Obviously, he was right, although even he might not have been able to predict that he’d spent 40 uninterrupted years perched at the summit of the Hollywood A-list, the kind of longevity that very few actors have ever managed to achieve, and there are no signs he’ll be coming down anytime soon.

When Clint Eastwood says yours is the career they’ll be talking about and studying a century from now, looking at how his has panned out, that says an awful lot. Cruise is the biggest star in the business, and he has been for a long time, but he always had the sneaking suspicion he’d get there eventually.

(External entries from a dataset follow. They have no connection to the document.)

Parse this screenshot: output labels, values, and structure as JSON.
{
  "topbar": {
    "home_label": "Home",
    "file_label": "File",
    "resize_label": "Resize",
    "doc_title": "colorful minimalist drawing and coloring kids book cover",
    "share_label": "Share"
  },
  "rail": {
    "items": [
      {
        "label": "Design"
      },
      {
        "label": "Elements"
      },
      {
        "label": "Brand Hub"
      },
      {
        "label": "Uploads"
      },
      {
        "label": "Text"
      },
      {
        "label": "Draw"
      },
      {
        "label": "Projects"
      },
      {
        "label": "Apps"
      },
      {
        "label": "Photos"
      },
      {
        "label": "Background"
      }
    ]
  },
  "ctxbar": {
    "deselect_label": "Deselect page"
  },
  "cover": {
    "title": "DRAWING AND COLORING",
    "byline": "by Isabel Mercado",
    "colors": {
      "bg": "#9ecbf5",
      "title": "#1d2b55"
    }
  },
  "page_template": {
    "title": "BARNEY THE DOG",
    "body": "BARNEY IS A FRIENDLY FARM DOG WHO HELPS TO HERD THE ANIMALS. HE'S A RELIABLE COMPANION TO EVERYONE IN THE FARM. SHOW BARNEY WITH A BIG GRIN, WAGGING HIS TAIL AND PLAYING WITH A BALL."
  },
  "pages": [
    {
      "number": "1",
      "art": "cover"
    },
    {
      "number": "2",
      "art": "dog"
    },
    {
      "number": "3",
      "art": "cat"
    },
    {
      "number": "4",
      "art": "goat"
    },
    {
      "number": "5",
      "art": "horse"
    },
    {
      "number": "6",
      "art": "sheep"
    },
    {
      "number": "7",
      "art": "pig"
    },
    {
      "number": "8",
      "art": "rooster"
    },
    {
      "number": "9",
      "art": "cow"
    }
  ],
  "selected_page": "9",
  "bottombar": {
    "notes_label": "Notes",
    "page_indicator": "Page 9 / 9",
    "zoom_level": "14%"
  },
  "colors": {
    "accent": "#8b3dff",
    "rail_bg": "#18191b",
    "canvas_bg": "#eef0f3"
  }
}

25 months after making his screen debut in Endless Love, Risky Business, his fifth feature, was released in August 1983, and heralded that an unstoppable rising star was coming. Three years after that, Tony Scott’s Top Gun arrived in cinemas, with his eighth big-screen outing confirming his leading man credentials.

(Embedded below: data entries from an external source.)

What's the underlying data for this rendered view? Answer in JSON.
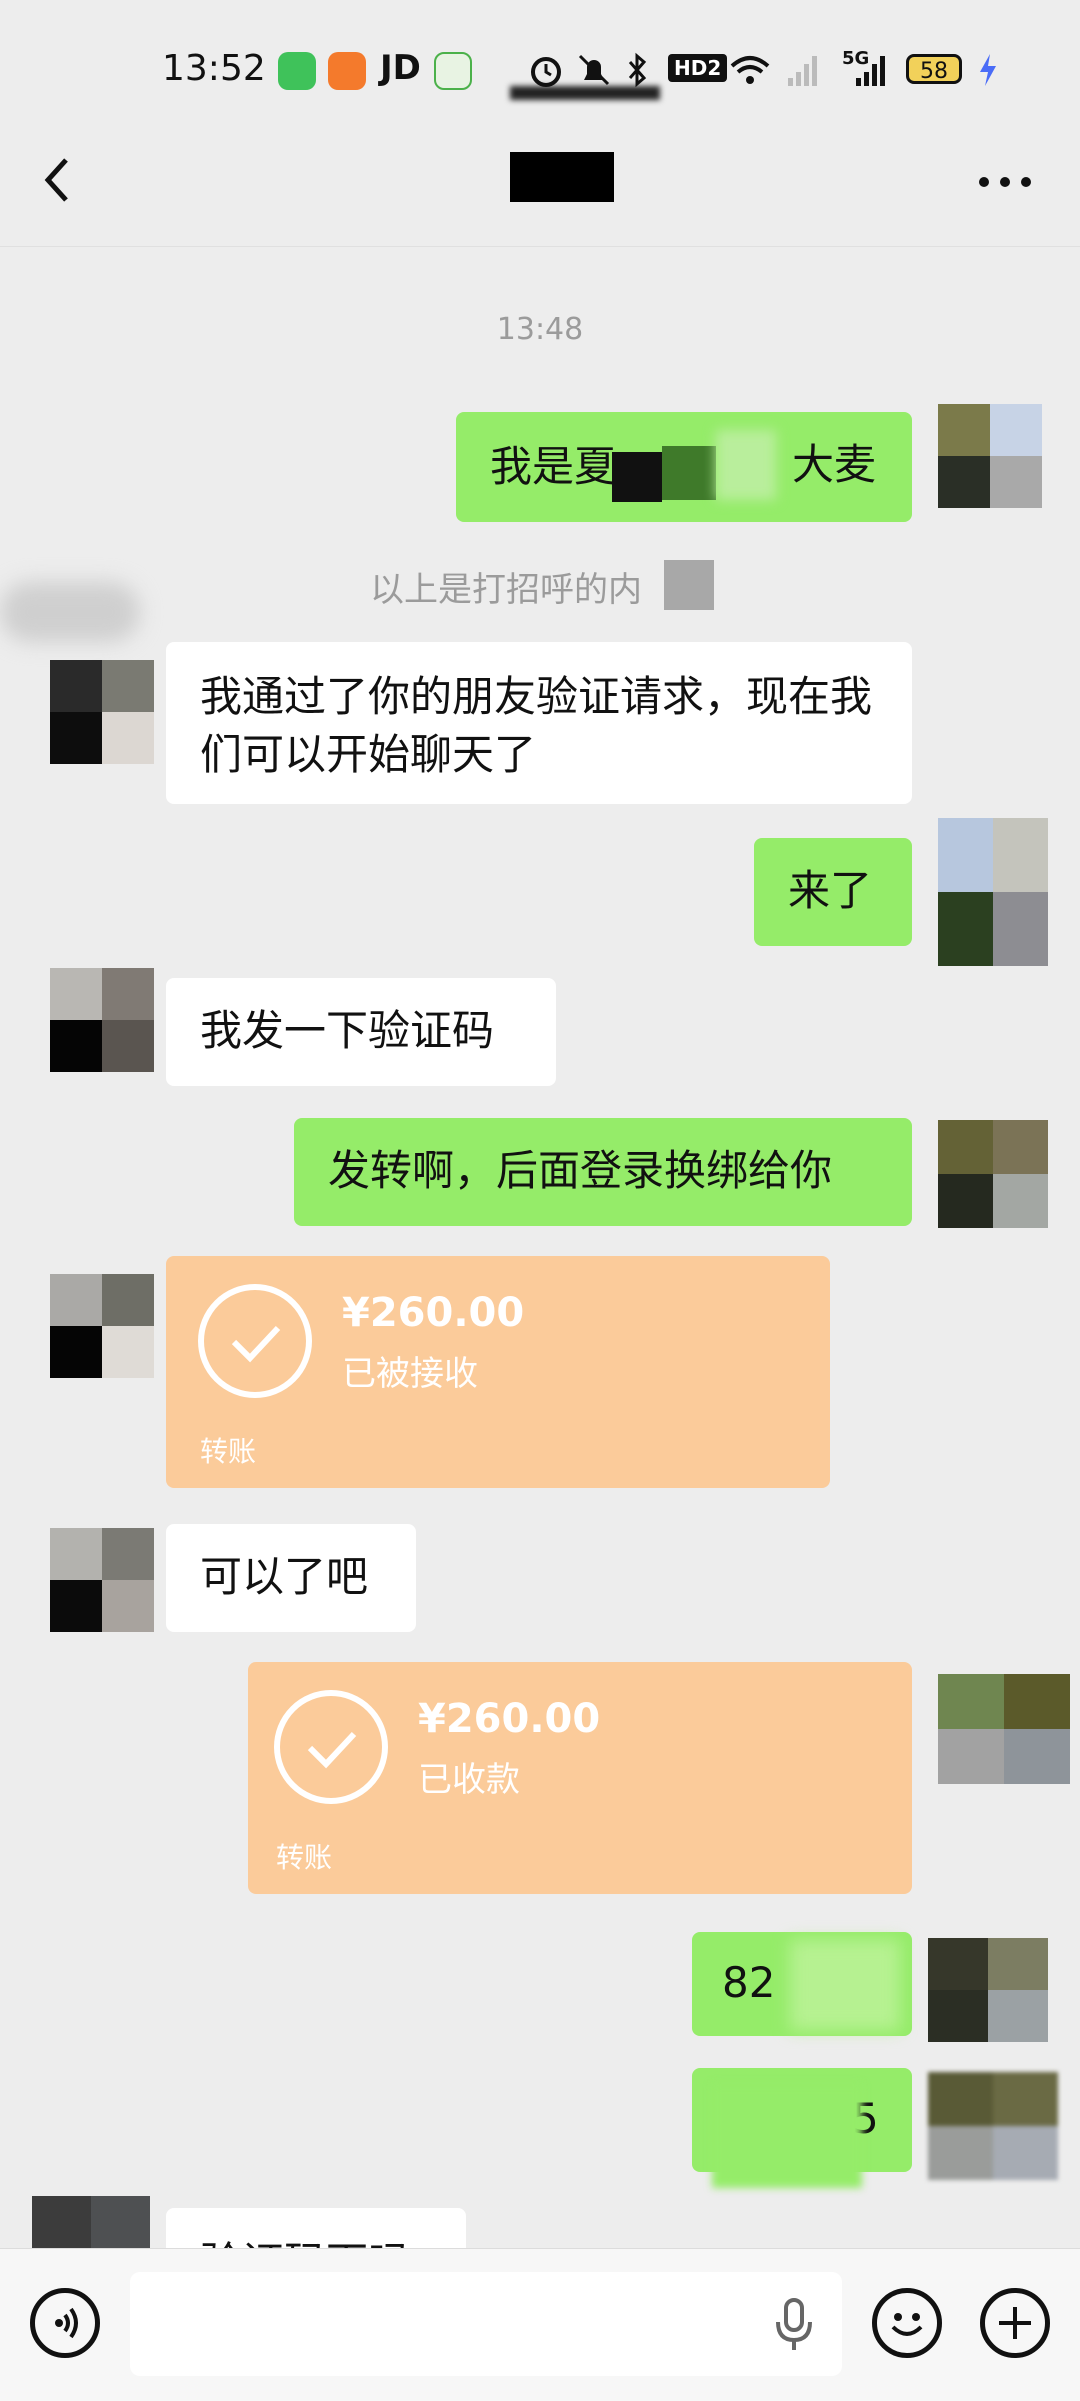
{
  "status_bar": {
    "time": "13:52",
    "jd_label": "JD",
    "hd_label": "HD2",
    "network_label": "5G",
    "battery": "58"
  },
  "header": {
    "more_label": "···"
  },
  "chat": {
    "timestamp": "13:48",
    "system_note": "以上是打招呼的内",
    "messages": {
      "m1": "我是夏",
      "m1_tail": "大麦",
      "m2": "我通过了你的朋友验证请求，现在我们可以开始聊天了",
      "m3": "来了",
      "m4": "我发一下验证码",
      "m5": "发转啊，后面登录换绑给你",
      "m7": "可以了吧",
      "m9": "82",
      "m10": "5",
      "m11": "验证码下吗"
    },
    "transfer_received": {
      "amount": "¥260.00",
      "status": "已被接收",
      "label": "转账"
    },
    "transfer_collected": {
      "amount": "¥260.00",
      "status": "已收款",
      "label": "转账"
    }
  },
  "colors": {
    "sent_bubble": "#95ec69",
    "received_bubble": "#ffffff",
    "transfer_card": "#fbcb9a",
    "background": "#ededed"
  },
  "icons": [
    "back-arrow-icon",
    "more-icon",
    "voice-icon",
    "microphone-icon",
    "emoji-icon",
    "plus-icon"
  ]
}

However, despite having less than 24 hours of on-set experience to his name at the time, the fresh-faced Cruise had a good feeling about his 1980 audition for Taps. “I hadn’t done anything up to that point,” he explained. “Well, my mom was in amateur theatre, and I’d done a couple of musicals. But, basically, my experience was a one-day shoot on Endless Love.”

Director Harold Becker and producer Stanley Jaffe were both present as prospective cast members were put through their paces, but Cruise nailed it. “I said one line. That was it,” he recalled. “I don’t know why, but as I walked out, I thought I’d get it. It wasn’t arrogance. I had a quarter in my pocket, and that was it. I’m telling you: I didn’t have bus fare to get back to where my mom was living in Jersey.”

So skint that he had to walk home, the Taps team had already made their decision by the time he got back. “I walked up the driveway, and saw my mother on the phone through the window,” he added. “It was a distance, but I remember her face. She looked at me, and I looked at her, and I thought, ‘I got it.'”

He was right: he had gotten it, and Cruise would play his first decent-sized role in a movie as David Shawn, alongside recent Academy Award winner Timothy Hutton and a couple of familiar names, including Sean Penn and Giancarlo Esposito. He was only 18 at the time, but he knew he’d nailed his one-line audition, and that ironclad confidence only continued to grow stronger.

Not many people would have looked at him in Taps and thought, ‘Within five years, he’ll be the biggest star in Hollywood, and he’ll still be the biggest star in Hollywood four decades after that’. Maybe everyone except Tom Cruise, who always knew he’d get there.